Nathan Rusch <natha...@...>
 

Hello all,

This is mostly directed at those currently leading the OpenColorIO project, but I would be happy for any input or information anyone else can provide.

Most of you are likely aware of the outstanding issue that causes pretty severe banding and other visual differences in images processed using OCIO's GPU code path (documented here). This issue effectively prevents OCIO from being used in a GPU-dependent application like RV without resorting to workarounds like intermediate baking of temporary LUT files.

Because the Github repository has remained unchanged for two years now, and (more surprisingly) no one else seems to be asking about this issue in any public forums, I wanted to try and get some general information on the state of OpenColorIO development. This general question has been asked before (see this thread from November of last year), and there was mention of a large amount of new code that was about to be released, but that has yet to materialize.
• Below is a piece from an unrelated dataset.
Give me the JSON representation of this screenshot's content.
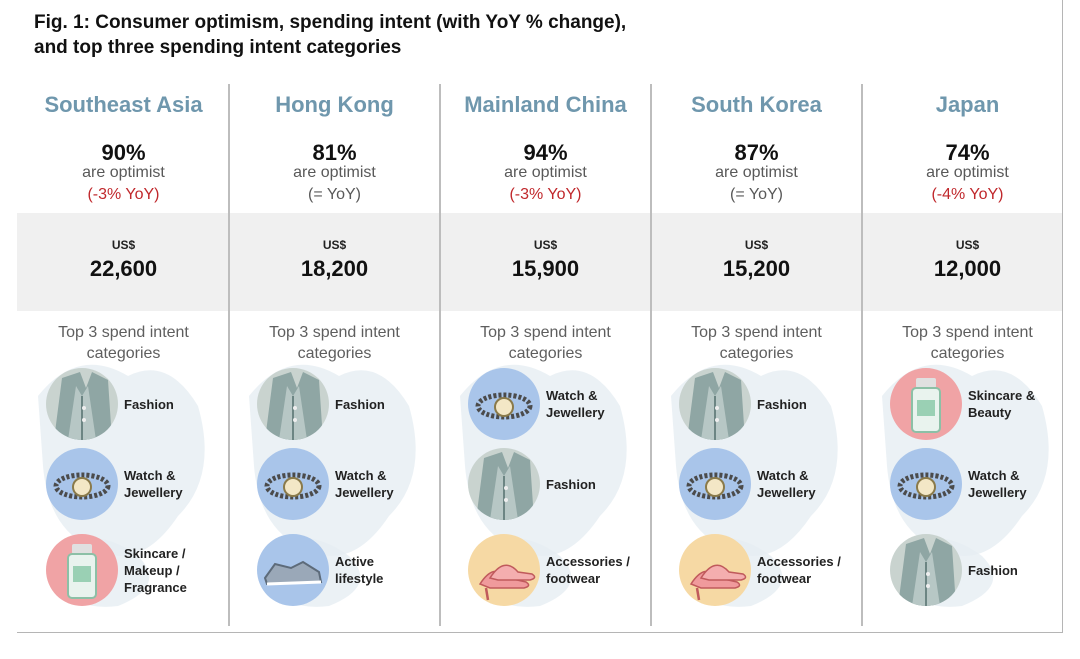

I don't know if there are other communication channels I'm not privy to, but to put it bluntly, the project seems to have lost its pulse.
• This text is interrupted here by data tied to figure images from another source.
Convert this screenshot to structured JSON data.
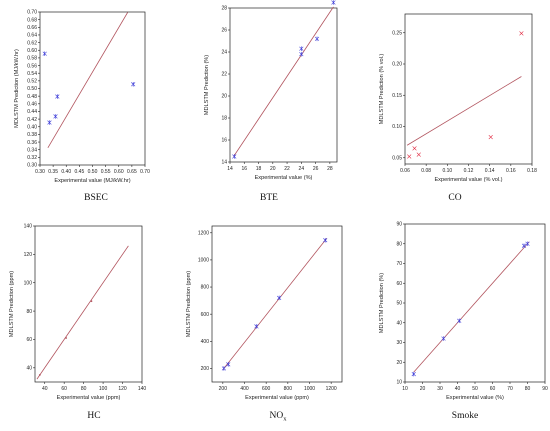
{
  "colors": {
    "axis": "#222222",
    "fit_line": "#b2555f",
    "points": "#3a3ad8",
    "points_co": "#e0223a"
  },
  "chart_data": [
    {
      "type": "scatter",
      "caption": "BSEC",
      "xlabel": "Experimental value (MJ/kW.hr)",
      "ylabel": "MDLSTM Prediction (MJ/kW.hr)",
      "xlim": [
        0.3,
        0.7
      ],
      "ylim": [
        0.3,
        0.7
      ],
      "xticks": [
        "0.30",
        "0.35",
        "0.40",
        "0.45",
        "0.50",
        "0.55",
        "0.60",
        "0.65",
        "0.70"
      ],
      "yticks": [
        "0.30",
        "0.32",
        "0.34",
        "0.36",
        "0.38",
        "0.40",
        "0.42",
        "0.44",
        "0.46",
        "0.48",
        "0.50",
        "0.52",
        "0.54",
        "0.56",
        "0.58",
        "0.60",
        "0.62",
        "0.64",
        "0.66",
        "0.68",
        "0.70"
      ],
      "points": [
        [
          0.318,
          0.591
        ],
        [
          0.336,
          0.411
        ],
        [
          0.359,
          0.427
        ],
        [
          0.366,
          0.479
        ],
        [
          0.655,
          0.511
        ]
      ],
      "fit_line": [
        [
          0.33,
          0.345
        ],
        [
          0.634,
          0.699
        ]
      ],
      "marker": "star",
      "point_color": "points"
    },
    {
      "type": "scatter",
      "caption": "BTE",
      "xlabel": "Experimental value (%)",
      "ylabel": "MDLSTM Prediction (%)",
      "xlim": [
        14,
        29
      ],
      "ylim": [
        14,
        28
      ],
      "xticks": [
        "14",
        "16",
        "18",
        "20",
        "22",
        "24",
        "26",
        "28"
      ],
      "yticks": [
        "14",
        "16",
        "18",
        "20",
        "22",
        "24",
        "26",
        "28"
      ],
      "points": [
        [
          14.6,
          14.5
        ],
        [
          24.0,
          24.3
        ],
        [
          24.0,
          23.8
        ],
        [
          26.2,
          25.2
        ],
        [
          28.5,
          28.5
        ]
      ],
      "fit_line": [
        [
          14.5,
          14.5
        ],
        [
          28.5,
          28.1
        ]
      ],
      "marker": "star",
      "point_color": "points"
    },
    {
      "type": "scatter",
      "caption": "CO",
      "xlabel": "Experimental value (% vol.)",
      "ylabel": "MDLSTM Prediction (% vol.)",
      "xlim": [
        0.06,
        0.18
      ],
      "ylim": [
        0.04,
        0.28
      ],
      "xticks": [
        "0.06",
        "0.08",
        "0.10",
        "0.12",
        "0.14",
        "0.16",
        "0.18"
      ],
      "yticks": [
        "0.05",
        "0.10",
        "0.15",
        "0.20",
        "0.25"
      ],
      "points": [
        [
          0.064,
          0.052
        ],
        [
          0.069,
          0.065
        ],
        [
          0.073,
          0.055
        ],
        [
          0.141,
          0.083
        ],
        [
          0.17,
          0.249
        ]
      ],
      "fit_line": [
        [
          0.062,
          0.07
        ],
        [
          0.17,
          0.18
        ]
      ],
      "marker": "x",
      "point_color": "points_co"
    },
    {
      "type": "scatter",
      "caption": "HC",
      "xlabel": "Experimental value (ppm)",
      "ylabel": "MDLSTM Prediction (ppm)",
      "xlim": [
        30,
        140
      ],
      "ylim": [
        30,
        140
      ],
      "xticks": [
        "40",
        "60",
        "80",
        "100",
        "120",
        "140"
      ],
      "yticks": [
        "40",
        "60",
        "80",
        "100",
        "120",
        "140"
      ],
      "points": [
        [
          35,
          35
        ],
        [
          62,
          61
        ],
        [
          88,
          87
        ]
      ],
      "fit_line": [
        [
          32,
          32
        ],
        [
          126,
          126
        ]
      ],
      "marker": "dot",
      "point_color": "points"
    },
    {
      "type": "scatter",
      "caption": "NO",
      "caption_sub": "x",
      "xlabel": "Experimental value (ppm)",
      "ylabel": "MDLSTM Prediction (ppm)",
      "xlim": [
        100,
        1300
      ],
      "ylim": [
        100,
        1250
      ],
      "xticks": [
        "200",
        "400",
        "600",
        "800",
        "1000",
        "1200"
      ],
      "yticks": [
        "200",
        "400",
        "600",
        "800",
        "1000",
        "1200"
      ],
      "points": [
        [
          210,
          200
        ],
        [
          250,
          230
        ],
        [
          510,
          510
        ],
        [
          720,
          720
        ],
        [
          1145,
          1145
        ]
      ],
      "fit_line": [
        [
          200,
          190
        ],
        [
          1160,
          1160
        ]
      ],
      "marker": "star",
      "point_color": "points"
    },
    {
      "type": "scatter",
      "caption": "Smoke",
      "xlabel": "Experimental value (%)",
      "ylabel": "MDLSTM Prediction (%)",
      "xlim": [
        10,
        90
      ],
      "ylim": [
        10,
        90
      ],
      "xticks": [
        "10",
        "20",
        "30",
        "40",
        "50",
        "60",
        "70",
        "80",
        "90"
      ],
      "yticks": [
        "10",
        "20",
        "30",
        "40",
        "50",
        "60",
        "70",
        "80",
        "90"
      ],
      "points": [
        [
          15,
          14
        ],
        [
          32,
          32
        ],
        [
          41,
          41
        ],
        [
          78,
          79
        ],
        [
          80,
          80
        ]
      ],
      "fit_line": [
        [
          15,
          15
        ],
        [
          81,
          81
        ]
      ],
      "marker": "star",
      "point_color": "points"
    }
  ]
}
At this point, we are seriously considering trying to fix the GPU code ourselves to make OCIO a viable part of RV. However, that post specifically mentioned that the forthcoming updates would tackle "differences between the GPU and CPU code-paths" (among other things), so if we decide to dive into that rabbit hole, I'm wondering if there would be any way we could get our hands on whatever progress has been made and get a better idea of the state of things first. Like I mentioned, I'm genuinely surprised that there aren't more people making noise about this, so at this point I have to assume that A) not enough people are aware of the problem, B) they don't consider it a serious issue, or C) they're not using RV or anything else that relies on OCIO's GPU code.

Anyway, I don't mean to come across as too doom-and-gloom, but I would appreciate any information anyone is willing to share, even if it's not very encouraging.